您可以放大树,而不是缩小文本。您可以将绘图导出为具有特定宽度和高度的图像。将两者都设置为 20 应该会使所有提示标签清晰可见。
类似
setEPS()
postscript("output.eps", width = 20, height = 20)
plot(obj,type="fan",lwd=0.5)
dev.off()
这会将绘图保存到 output.eps
,而不是在默认查看器中显示。所以它不受屏幕尺寸的限制。你仍然需要 fiddle 和 lwd
和 fsize
的最佳值,但根据我的经验,当你有一个大的 canvas.[=16 时,这会容易得多=]
编辑:抱歉,width
和height
的单位是英寸而不是像素。所以最好将它设置为 10 或 20。
我正在尝试使用 R
中的 ape
和 phytools
包在系统发育树上创建一个连续性状图的图,用于发布。我尝试生成的示例代码如下:
library("ape")
library("phytools")
orig_tree<-rtree(n=350)
plot(orig_tree)
values<-data.frame("residuals"=runif(350,min=-1,max=1),row.names=orig_tree$tip.label)
values<-setNames(values$residuals,rownames(values))
residualsignalfit<-fastAnc(orig_tree,values,vars=TRUE,CI=TRUE)
obj<-contMap(orig_tree,values,plot=FALSE)

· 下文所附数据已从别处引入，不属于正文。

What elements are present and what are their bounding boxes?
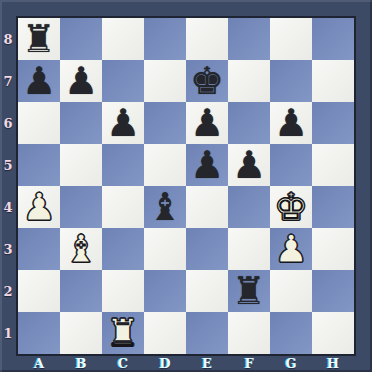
rank-labels: 87654321 bbox=[0, 18, 16, 354]
rank-label-2: 2 bbox=[0, 270, 16, 312]
square-e3[interactable] bbox=[186, 228, 228, 270]
square-e7[interactable]: ♚ bbox=[186, 60, 228, 102]
square-g3[interactable]: ♟ bbox=[270, 228, 312, 270]
square-c5[interactable] bbox=[102, 144, 144, 186]
square-e6[interactable]: ♟ bbox=[186, 102, 228, 144]
square-e4[interactable] bbox=[186, 186, 228, 228]
square-a2[interactable] bbox=[18, 270, 60, 312]
square-h6[interactable] bbox=[312, 102, 354, 144]
square-f8[interactable] bbox=[228, 18, 270, 60]
black-pawn-b7: ♟ bbox=[60, 60, 102, 102]
square-b2[interactable] bbox=[60, 270, 102, 312]
square-a7[interactable]: ♟ bbox=[18, 60, 60, 102]
rank-label-6: 6 bbox=[0, 102, 16, 144]
square-c3[interactable] bbox=[102, 228, 144, 270]
file-label-f: F bbox=[228, 355, 270, 371]
black-bishop-d4: ♝ bbox=[144, 186, 186, 228]
file-labels: ABCDEFGH bbox=[18, 355, 354, 371]
square-f5[interactable]: ♟ bbox=[228, 144, 270, 186]
square-f1[interactable] bbox=[228, 312, 270, 354]
square-g7[interactable] bbox=[270, 60, 312, 102]
chessboard: ♜♟♟♚♟♟♟♟♟♟♝♚♝♟♜♜ bbox=[16, 16, 356, 356]
white-pawn-a4: ♟ bbox=[18, 186, 60, 228]
chess-diagram: 87654321 ♜♟♟♚♟♟♟♟♟♟♝♚♝♟♜♜ ABCDEFGH bbox=[0, 0, 372, 372]
square-h2[interactable] bbox=[312, 270, 354, 312]
square-h4[interactable] bbox=[312, 186, 354, 228]
square-c4[interactable] bbox=[102, 186, 144, 228]
square-e8[interactable] bbox=[186, 18, 228, 60]
square-g4[interactable]: ♚ bbox=[270, 186, 312, 228]
square-a6[interactable] bbox=[18, 102, 60, 144]
file-label-h: H bbox=[312, 355, 354, 371]
square-c8[interactable] bbox=[102, 18, 144, 60]
square-b8[interactable] bbox=[60, 18, 102, 60]
file-label-c: C bbox=[102, 355, 144, 371]
square-d8[interactable] bbox=[144, 18, 186, 60]
square-f7[interactable] bbox=[228, 60, 270, 102]
square-a4[interactable]: ♟ bbox=[18, 186, 60, 228]
square-e2[interactable] bbox=[186, 270, 228, 312]
square-d5[interactable] bbox=[144, 144, 186, 186]
square-d2[interactable] bbox=[144, 270, 186, 312]
square-h5[interactable] bbox=[312, 144, 354, 186]
square-a5[interactable] bbox=[18, 144, 60, 186]
black-rook-f2: ♜ bbox=[228, 270, 270, 312]
square-f3[interactable] bbox=[228, 228, 270, 270]
white-bishop-b3: ♝ bbox=[60, 228, 102, 270]
square-c1[interactable]: ♜ bbox=[102, 312, 144, 354]
square-d7[interactable] bbox=[144, 60, 186, 102]
black-pawn-e5: ♟ bbox=[186, 144, 228, 186]
square-f6[interactable] bbox=[228, 102, 270, 144]
rank-label-8: 8 bbox=[0, 18, 16, 60]
square-f4[interactable] bbox=[228, 186, 270, 228]
square-d3[interactable] bbox=[144, 228, 186, 270]
white-rook-c1: ♜ bbox=[102, 312, 144, 354]
rank-label-3: 3 bbox=[0, 228, 16, 270]
black-king-e7: ♚ bbox=[186, 60, 228, 102]
square-g6[interactable]: ♟ bbox=[270, 102, 312, 144]
square-b7[interactable]: ♟ bbox=[60, 60, 102, 102]
square-b5[interactable] bbox=[60, 144, 102, 186]
square-h3[interactable] bbox=[312, 228, 354, 270]
square-b6[interactable] bbox=[60, 102, 102, 144]
file-label-g: G bbox=[270, 355, 312, 371]
rank-label-7: 7 bbox=[0, 60, 16, 102]
white-pawn-g3: ♟ bbox=[270, 228, 312, 270]
black-pawn-e6: ♟ bbox=[186, 102, 228, 144]
rank-label-1: 1 bbox=[0, 312, 16, 354]
square-b4[interactable] bbox=[60, 186, 102, 228]
black-pawn-a7: ♟ bbox=[18, 60, 60, 102]
rank-label-4: 4 bbox=[0, 186, 16, 228]
black-pawn-g6: ♟ bbox=[270, 102, 312, 144]
file-label-e: E bbox=[186, 355, 228, 371]
file-label-b: B bbox=[60, 355, 102, 371]
square-b3[interactable]: ♝ bbox=[60, 228, 102, 270]
rank-label-5: 5 bbox=[0, 144, 16, 186]
square-e1[interactable] bbox=[186, 312, 228, 354]
square-d4[interactable]: ♝ bbox=[144, 186, 186, 228]
square-g2[interactable] bbox=[270, 270, 312, 312]
square-g5[interactable] bbox=[270, 144, 312, 186]
square-h7[interactable] bbox=[312, 60, 354, 102]
file-label-d: D bbox=[144, 355, 186, 371]
square-d1[interactable] bbox=[144, 312, 186, 354]
square-f2[interactable]: ♜ bbox=[228, 270, 270, 312]
square-a8[interactable]: ♜ bbox=[18, 18, 60, 60]
square-h1[interactable] bbox=[312, 312, 354, 354]
square-c2[interactable] bbox=[102, 270, 144, 312]
black-rook-a8: ♜ bbox=[18, 18, 60, 60]
black-pawn-f5: ♟ bbox=[228, 144, 270, 186]
square-g8[interactable] bbox=[270, 18, 312, 60]
square-d6[interactable] bbox=[144, 102, 186, 144]
square-h8[interactable] bbox=[312, 18, 354, 60]
file-label-a: A bbox=[18, 355, 60, 371]
square-a1[interactable] bbox=[18, 312, 60, 354]
square-a3[interactable] bbox=[18, 228, 60, 270]
square-c6[interactable]: ♟ bbox=[102, 102, 144, 144]
square-c7[interactable] bbox=[102, 60, 144, 102]
square-g1[interactable] bbox=[270, 312, 312, 354]
square-e5[interactable]: ♟ bbox=[186, 144, 228, 186]
white-king-g4: ♚ bbox=[270, 186, 312, 228]
square-b1[interactable] bbox=[60, 312, 102, 354]
black-pawn-c6: ♟ bbox=[102, 102, 144, 144]
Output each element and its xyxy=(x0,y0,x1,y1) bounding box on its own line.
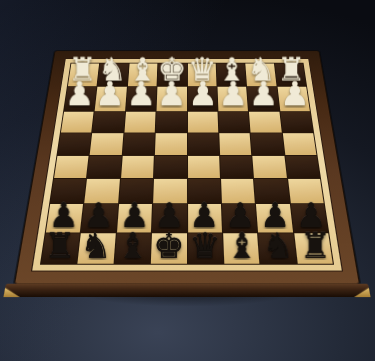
maple-border: ♜♞♝♚♛♝♞♜♟♟♟♟♟♟♟♟♟♟♟♟♟♟♟♟♜♞♝♚♛♝♞♜ xyxy=(31,58,343,271)
square-b8[interactable]: ♞ xyxy=(259,233,297,263)
piece-white-pawn[interactable]: ♟ xyxy=(126,78,156,111)
board-squares: ♜♞♝♚♛♝♞♜♟♟♟♟♟♟♟♟♟♟♟♟♟♟♟♟♜♞♝♚♛♝♞♜ xyxy=(40,63,334,265)
square-c3[interactable] xyxy=(218,112,249,133)
square-b3[interactable] xyxy=(249,112,281,133)
square-g3[interactable] xyxy=(93,112,125,133)
piece-white-pawn[interactable]: ♟ xyxy=(95,78,125,111)
piece-white-pawn[interactable]: ♟ xyxy=(218,78,248,111)
square-c8[interactable]: ♝ xyxy=(223,233,260,263)
piece-white-pawn[interactable]: ♟ xyxy=(280,78,310,111)
piece-white-pawn[interactable]: ♟ xyxy=(65,78,95,111)
brass-corner-right xyxy=(353,288,371,297)
piece-black-knight[interactable]: ♞ xyxy=(80,228,111,263)
square-h5[interactable] xyxy=(54,155,89,178)
square-d3[interactable] xyxy=(188,112,219,133)
square-f2[interactable]: ♟ xyxy=(126,87,157,111)
piece-white-pawn[interactable]: ♟ xyxy=(249,78,279,111)
square-h8[interactable]: ♜ xyxy=(41,233,80,263)
piece-black-bishop[interactable]: ♝ xyxy=(117,228,148,263)
piece-black-rook[interactable]: ♜ xyxy=(299,228,330,263)
square-c4[interactable] xyxy=(219,133,251,155)
square-g2[interactable]: ♟ xyxy=(95,87,127,111)
square-g8[interactable]: ♞ xyxy=(78,233,116,263)
walnut-frame: ♜♞♝♚♛♝♞♜♟♟♟♟♟♟♟♟♟♟♟♟♟♟♟♟♜♞♝♚♛♝♞♜ xyxy=(14,51,360,285)
square-d5[interactable] xyxy=(188,155,220,178)
square-f5[interactable] xyxy=(121,155,154,178)
board-front-edge xyxy=(3,284,370,297)
square-e2[interactable]: ♟ xyxy=(157,87,187,111)
square-e4[interactable] xyxy=(155,133,187,155)
square-d2[interactable]: ♟ xyxy=(188,87,218,111)
square-e3[interactable] xyxy=(156,112,187,133)
square-h3[interactable] xyxy=(61,112,94,133)
brass-corner-left xyxy=(3,288,21,297)
square-b2[interactable]: ♟ xyxy=(247,87,279,111)
square-a8[interactable]: ♜ xyxy=(294,233,333,263)
piece-black-queen[interactable]: ♛ xyxy=(190,228,221,263)
square-a2[interactable]: ♟ xyxy=(277,87,310,111)
square-h2[interactable]: ♟ xyxy=(64,87,97,111)
square-g4[interactable] xyxy=(90,133,123,155)
square-a5[interactable] xyxy=(285,155,320,178)
square-c2[interactable]: ♟ xyxy=(217,87,248,111)
piece-black-knight[interactable]: ♞ xyxy=(263,228,294,263)
square-f3[interactable] xyxy=(124,112,155,133)
square-b4[interactable] xyxy=(251,133,284,155)
square-f4[interactable] xyxy=(123,133,155,155)
square-a4[interactable] xyxy=(283,133,317,155)
piece-black-king[interactable]: ♚ xyxy=(153,228,184,263)
square-d4[interactable] xyxy=(188,133,220,155)
square-a3[interactable] xyxy=(280,112,313,133)
piece-white-pawn[interactable]: ♟ xyxy=(157,78,187,111)
chess-board: ♜♞♝♚♛♝♞♜♟♟♟♟♟♟♟♟♟♟♟♟♟♟♟♟♜♞♝♚♛♝♞♜ xyxy=(14,51,360,285)
square-e5[interactable] xyxy=(154,155,186,178)
square-f8[interactable]: ♝ xyxy=(114,233,151,263)
square-g5[interactable] xyxy=(87,155,121,178)
piece-black-rook[interactable]: ♜ xyxy=(44,228,75,263)
square-h4[interactable] xyxy=(58,133,92,155)
piece-white-pawn[interactable]: ♟ xyxy=(188,78,218,111)
square-e8[interactable]: ♚ xyxy=(151,233,186,263)
square-b5[interactable] xyxy=(253,155,287,178)
square-d8[interactable]: ♛ xyxy=(188,233,223,263)
piece-black-bishop[interactable]: ♝ xyxy=(226,228,257,263)
photo-background: ♜♞♝♚♛♝♞♜♟♟♟♟♟♟♟♟♟♟♟♟♟♟♟♟♜♞♝♚♛♝♞♜ xyxy=(0,0,375,361)
square-c5[interactable] xyxy=(220,155,253,178)
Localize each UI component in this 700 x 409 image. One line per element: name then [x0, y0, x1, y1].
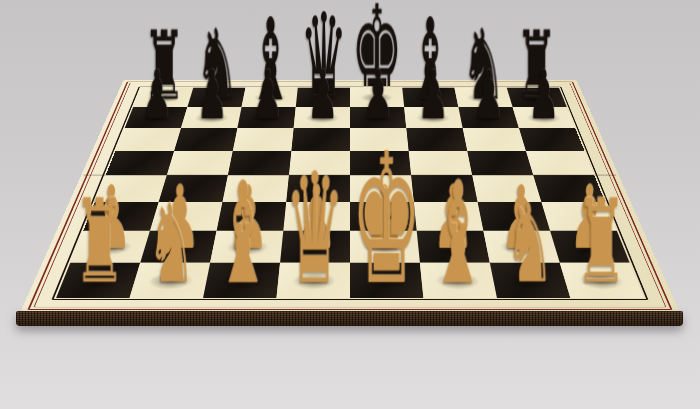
- scene-3d: ♜♞♝♛♚♝♞♜♟♟♟♟♟♟♟♟♟♟♟♟♟♟♟♟♜♞♝♛♚♝♞♜: [0, 0, 700, 409]
- square-b7[interactable]: ♟: [181, 107, 242, 128]
- black-pawn[interactable]: ♟: [141, 61, 173, 129]
- square-b6[interactable]: [174, 128, 237, 151]
- square-a6[interactable]: [116, 128, 181, 151]
- white-rook[interactable]: ♜: [73, 184, 125, 300]
- square-g6[interactable]: [463, 128, 526, 151]
- white-knight[interactable]: ♞: [146, 189, 195, 298]
- black-pawn[interactable]: ♟: [528, 61, 560, 129]
- black-pawn[interactable]: ♟: [251, 61, 283, 129]
- square-c7[interactable]: ♟: [237, 107, 295, 128]
- square-d7[interactable]: ♟: [294, 107, 350, 128]
- board-front-edge: [16, 311, 683, 326]
- white-queen[interactable]: ♛: [284, 153, 344, 306]
- photo-backdrop: ♜♞♝♛♚♝♞♜♟♟♟♟♟♟♟♟♟♟♟♟♟♟♟♟♜♞♝♛♚♝♞♜: [0, 0, 700, 409]
- chess-board: ♜♞♝♛♚♝♞♜♟♟♟♟♟♟♟♟♟♟♟♟♟♟♟♟♜♞♝♛♚♝♞♜: [20, 80, 680, 313]
- white-bishop[interactable]: ♝: [430, 163, 485, 303]
- square-g1[interactable]: ♞: [490, 263, 571, 298]
- square-h1[interactable]: ♜: [560, 263, 644, 298]
- square-h6[interactable]: [519, 128, 584, 151]
- white-bishop[interactable]: ♝: [215, 163, 270, 303]
- square-e1[interactable]: ♚: [350, 263, 423, 298]
- square-g7[interactable]: ♟: [458, 107, 519, 128]
- black-pawn[interactable]: ♟: [472, 61, 504, 129]
- white-king[interactable]: ♚: [350, 130, 421, 311]
- black-pawn[interactable]: ♟: [196, 61, 228, 129]
- white-rook[interactable]: ♜: [575, 184, 627, 300]
- board-squares: ♜♞♝♛♚♝♞♜♟♟♟♟♟♟♟♟♟♟♟♟♟♟♟♟♜♞♝♛♚♝♞♜: [56, 88, 644, 298]
- white-knight[interactable]: ♞: [505, 189, 554, 298]
- square-c1[interactable]: ♝: [203, 263, 280, 298]
- square-a7[interactable]: ♟: [125, 107, 188, 128]
- square-b1[interactable]: ♞: [130, 263, 211, 298]
- square-h7[interactable]: ♟: [513, 107, 576, 128]
- square-a1[interactable]: ♜: [56, 263, 140, 298]
- black-pawn[interactable]: ♟: [417, 61, 449, 129]
- square-f1[interactable]: ♝: [420, 263, 497, 298]
- square-d1[interactable]: ♛: [277, 263, 350, 298]
- black-pawn[interactable]: ♟: [307, 61, 339, 129]
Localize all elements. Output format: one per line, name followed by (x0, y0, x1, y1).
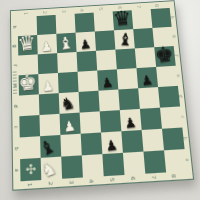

plot(obj,type="fan",fsize=.1,lwd=0.5)
唯一的区别是分支的末端都是相同的长度,因为它们都是活的分类群,但这足以说明我遇到的问题。我在这棵树中有大量的分类单元,因此我必须使用 fsize=
参数将文本缩小得相当小,以使其清晰可辨。但是,正如您从示例代码中看到的那样,这样做会导致每个物种名称的末尾被系统发育树的轮廓所遮盖。我试过删除轮廓,但这使得系统发育的热图很难阅读。一直没找到减少轮廓粗细的方法,好像是自动生成的。
我也试过在plot(obj...)
中添加cex
命令,但是对生成的树完全没有影响
我想弄清楚如何做的是如何定位尖端标签以使它们更清晰并且不被树的轮廓覆盖。我不能简单地使用 dplyr
mutate
函数或类似的东西在每个终端前面添加一个 space 因为类群名称的位置并不总是一致的,有时是左侧名称附在尖端上,有时是右侧。我试过不将数据绘制成扇形,但这最终会创建一个有大量死亡 space 的图形,因为我在树中有一些非常深的分裂(基本上将图形绘制为正确的-facing tree 导致一半的人物死亡 space 因为我的分类群在中生代分化但仅在 K-T 边界之后形成)。
您可以放大树,而不是缩小文本。您可以将绘图导出为具有特定宽度和高度的图像。将两者都设置为 20 应该会使所有提示标签清晰可见。
类似
setEPS()
postscript("output.eps", width = 20, height = 20)
plot(obj,type="fan",lwd=0.5)
dev.off()
这会将绘图保存到 output.eps
,而不是在默认查看器中显示。所以它不受屏幕尺寸的限制。你仍然需要 fiddle 和 lwd
和 fsize
的最佳值,但根据我的经验,当你有一个大的 canvas.[=16 时,这会容易得多=]
编辑:抱歉,width
和height
的单位是英寸而不是像素。所以最好将它设置为 10 或 20。